PSA_ERROR_ALREADY_EXISTSThis is an attempt to create a persistent key, and there is already a persistent key with the given identifier.
PSA_ERROR_NOT_SUPPORTED
PSA_ERROR_INVALID_ARGUMENT
PSA_ERROR_INSUFFICIENT_MEMORY
PSA_ERROR_INSUFFICIENT_ENTROPY
PSA_ERROR_COMMUNICATION_FAILURE
PSA_ERROR_HARDWARE_FAILURE
PSA_ERROR_CORRUPTION_DETECTED
PSA_ERROR_INSUFFICIENT_STORAGE
PSA_ERROR_STORAGE_FAILURE
PSA_ERROR_BAD_STATEThe library has not been previously initialized by psa_crypto_init(). It is implementation-dependent whether a failure to initialize results in this error code.
psa_status_t psa_generate_random ( uint8_t *  output,
size_t  output_size 
)

Generate random bytes.

Warning
This function can fail!
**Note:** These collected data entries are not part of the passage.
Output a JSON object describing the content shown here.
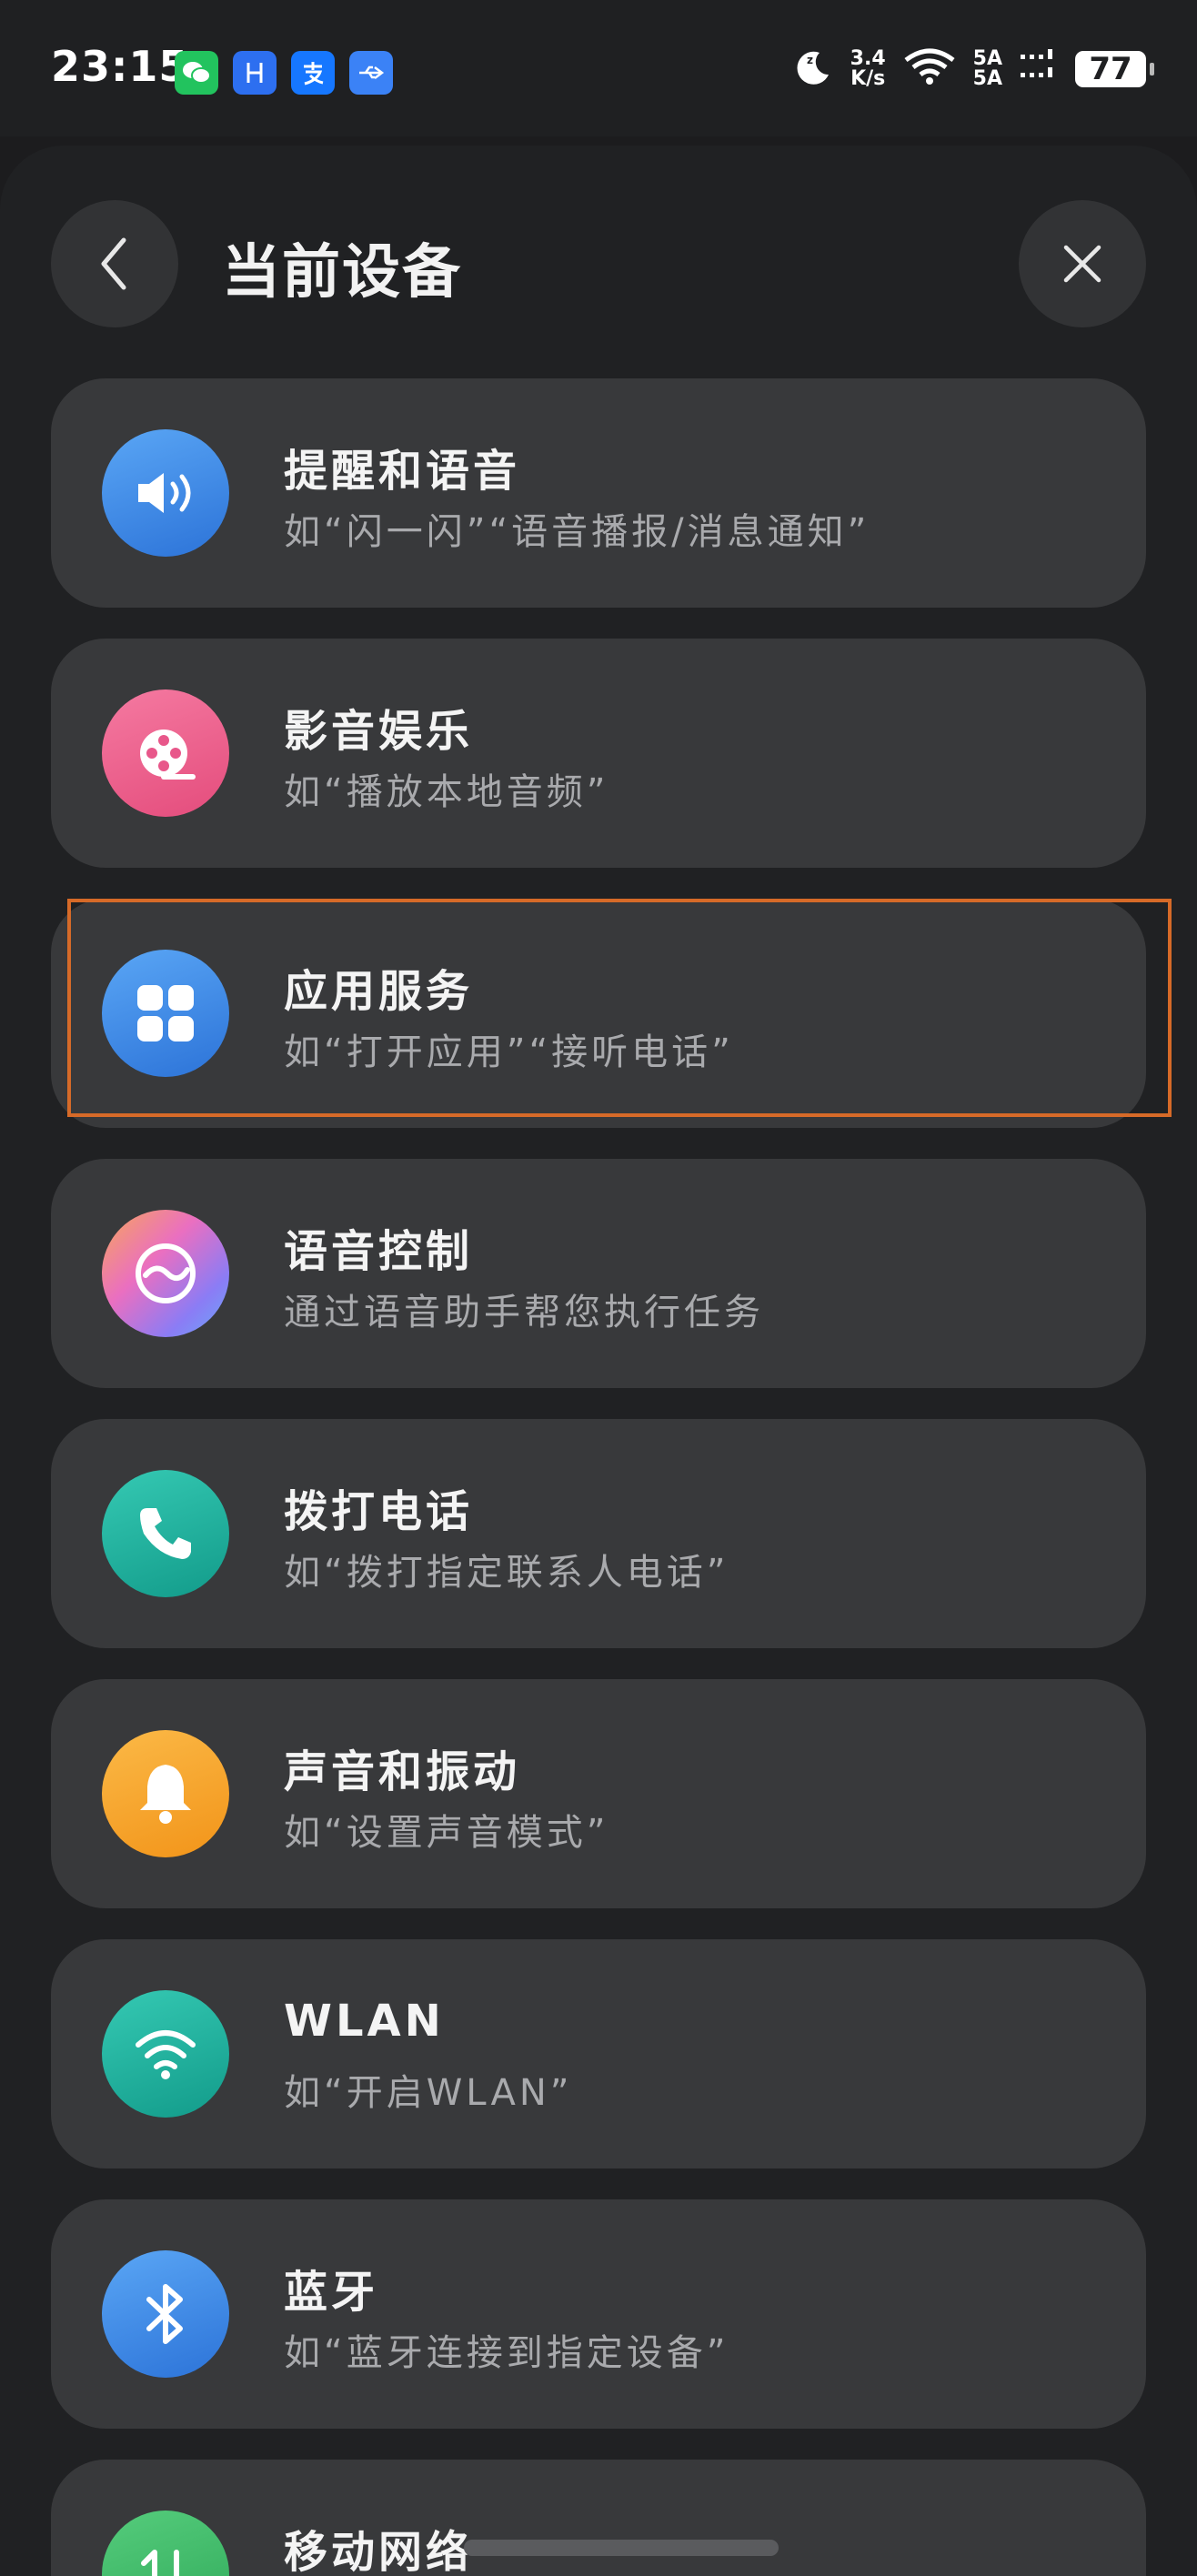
{
  "status_bar": {
    "time": "23:15",
    "speed_value": "3.4",
    "speed_unit": "K/s",
    "sim1": "5A",
    "sim2": "5A",
    "battery": "77"
  },
  "header": {
    "title": "当前设备"
  },
  "cards": [
    {
      "title": "提醒和语音",
      "subtitle": "如“闪一闪”“语音播报/消息通知”",
      "icon": "speaker-icon",
      "color": "#3b8be6"
    },
    {
      "title": "影音娱乐",
      "subtitle": "如“播放本地音频”",
      "icon": "film-reel-icon",
      "color": "#ec5d8a"
    },
    {
      "title": "应用服务",
      "subtitle": "如“打开应用”“接听电话”",
      "icon": "apps-grid-icon",
      "color": "#3b8be6"
    },
    {
      "title": "语音控制",
      "subtitle": "通过语音助手帮您执行任务",
      "icon": "voice-assistant-icon",
      "color": "#b07ee8"
    },
    {
      "title": "拨打电话",
      "subtitle": "如“拨打指定联系人电话”",
      "icon": "phone-icon",
      "color": "#1db3a0"
    },
    {
      "title": "声音和振动",
      "subtitle": "如“设置声音模式”",
      "icon": "bell-icon",
      "color": "#f5a425"
    },
    {
      "title": "WLAN",
      "subtitle": "如“开启WLAN”",
      "icon": "wifi-icon",
      "color": "#1db3a0"
    },
    {
      "title": "蓝牙",
      "subtitle": "如“蓝牙连接到指定设备”",
      "icon": "bluetooth-icon",
      "color": "#3b8be6"
    },
    {
      "title": "移动网络",
      "subtitle": "",
      "icon": "mobile-data-icon",
      "color": "#3cba6a"
    }
  ]
}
Callers MUST check the return status and MUST NOT use the content of the output buffer if the return status is not PSA_SUCCESS.
Note
To generate a key, use psa_generate_key() instead.
Parameters
[out]outputOutput buffer for the generated data.
output_sizeNumber of bytes to generate and output.
Return values
PSA_SUCCESS
PSA_ERROR_NOT_SUPPORTED
PSA_ERROR_INSUFFICIENT_ENTROPY
PSA_ERROR_INSUFFICIENT_MEMORY
PSA_ERROR_COMMUNICATION_FAILURE
PSA_ERROR_HARDWARE_FAILURE
PSA_ERROR_CORRUPTION_DETECTED
PSA_ERROR_BAD_STATEThe library has not been previously initialized by psa_crypto_init(). It is implementation-dependent whether a failure to initialize results in this error code.